When I started writing this blog, it was for two reasons:
1. My memory is crap and I'm sure that one day in the hopefully distant future it will be entirely gone and maybe reading these witty and hilarious episodes from my life will help me hold on to some semblance of "self," and
2. So that if I died prematurely my future children (when I started I had no actual children yet) might get a sense of what I was like, and, more importantly, what my poop was like.
Well, yesterday one of those future children started reading some of these old blog posts over my shoulder and discovered that I have been not-so-secretly recording my thoughts, feelings, and poopings online for the last 20-ish years or so. He immediately wanted to read the harrowing account of his birth (and has subsequently concluded that his life is not worth the ordeal that Jeannie went through [which is untrue], he then wanted to see if I had written anything about his conception (I had not), and he laughed pretty hard at the MOO PANTS post.
And so it feels a little weird to know that my kids may actually read some of this stuff while I'm still around.

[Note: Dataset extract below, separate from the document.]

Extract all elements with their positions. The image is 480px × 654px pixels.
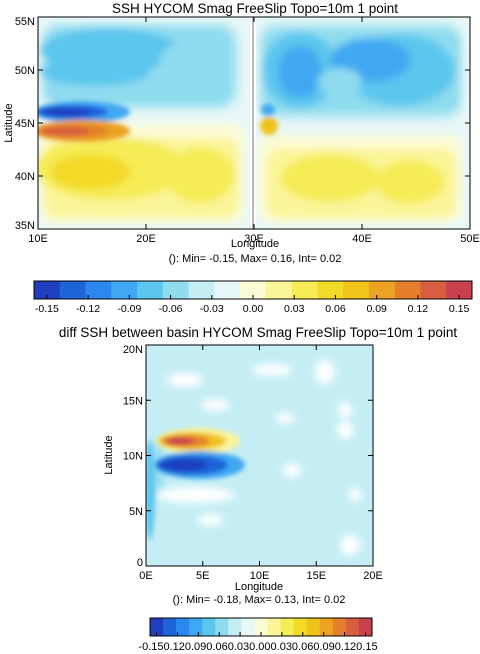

I have, for the last year or so, tried to censor myself less when I'm around them, and to be my complete, vulgar, confused, imperfect self when I'm with them, and to tell them what I really think and what I really feel about things, so I'm not necessarily worried about them reading that sort of stuff in here, but I worry a little bit about the sort of thing that has already happened: if they read about how difficult their birth was that they might conclude that they were not worth it. Or when they read about how much I just wanted to sleep when they were babies, they might think that I wasn't also 100% completely in love with being a new dad. That's the thing about parenting -- it is 90% shitty and 100% wonderful at the same time. And I worry that maybe I only wrote about the shittiness. Or wrote more about the shittiness than the wonderfulness.
And so, kiddos, if you ever are feeling like you're alone in this world, or that your existence has caused more difficulties than joy, or that you contain only shittiness and no wonderfulness, please allow me to tell you, once and for all, permanently (because things on the internet live forever): the amount of pride, love, and joy I feel whenever I think of you is immeasurable, and your company has brought me more excitement and joy than anything else I've experienced in my time on Earth.
Alright, now that that's out of the way, let me tell you about my poop lately: it's been pretty damned good. There was a stretch there where the consistency was good but it was requiring A LOT of wiping (which is never fun and makes me want to swear off pooping entirely), but then the family and I went to the HIBACHI GRILL AND BUFFET for Father's Day (my choice) and I had a supremely greasy assortment of foods, and things are sliding out pretty cleanly.